Body as StoryAll Symbols
Botanical · Greek / Roman

Entwined Oaks Tattoo Meaning

Partnership, union, mutual support, and two lives grown as one.

Baucis and Philemon were the only people in the village who opened their door.

Zeus and Hermes traveled through Phrygia in disguise, testing the hospitality of its people. Every door was closed to them. Then they came to the small cottage of Baucis and Philemon — an old couple, poor, who gave the gods everything they had: wine that refilled itself, food they could barely afford, their bed. When the gods revealed themselves, they destroyed the village that had refused them and transformed the couple's cottage into a temple.

They were given one wish. They asked to die together — neither one to outlive the other, neither one to have to grieve the other's absence. The gods granted it.

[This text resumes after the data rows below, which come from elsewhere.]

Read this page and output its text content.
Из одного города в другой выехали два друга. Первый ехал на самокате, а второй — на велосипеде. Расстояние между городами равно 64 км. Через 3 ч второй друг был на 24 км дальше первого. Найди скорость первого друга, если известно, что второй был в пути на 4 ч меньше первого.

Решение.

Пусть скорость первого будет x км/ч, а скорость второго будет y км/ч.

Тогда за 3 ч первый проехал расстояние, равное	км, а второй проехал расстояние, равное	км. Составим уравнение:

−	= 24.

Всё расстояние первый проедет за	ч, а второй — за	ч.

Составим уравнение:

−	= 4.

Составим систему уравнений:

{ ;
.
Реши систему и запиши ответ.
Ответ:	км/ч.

When the time came, Baucis and Philemon stood before the temple they had tended all their lives and watched each other become trees — he an oak, she a linden, growing side by side from the same soil, their branches intertwining above the roofline of the temple below.

Ovid tells this story in the Metamorphoses as the image of the perfect love: not the passionate, consuming kind, but the kind that has lasted so long it has become structural, the kind where two lives have grown so thoroughly together that the only loss the people in it cannot survive is the loss of each other.

The trees that grow together long enough begin to share root systems — particularly in forests, where the roots of neighboring trees graft to each other through contact, trading water and carbon through the junction. The trees that Baucis and Philemon became are the trees that forests actually are: individuals whose boundaries have dissolved underground into something that functions as a single organism.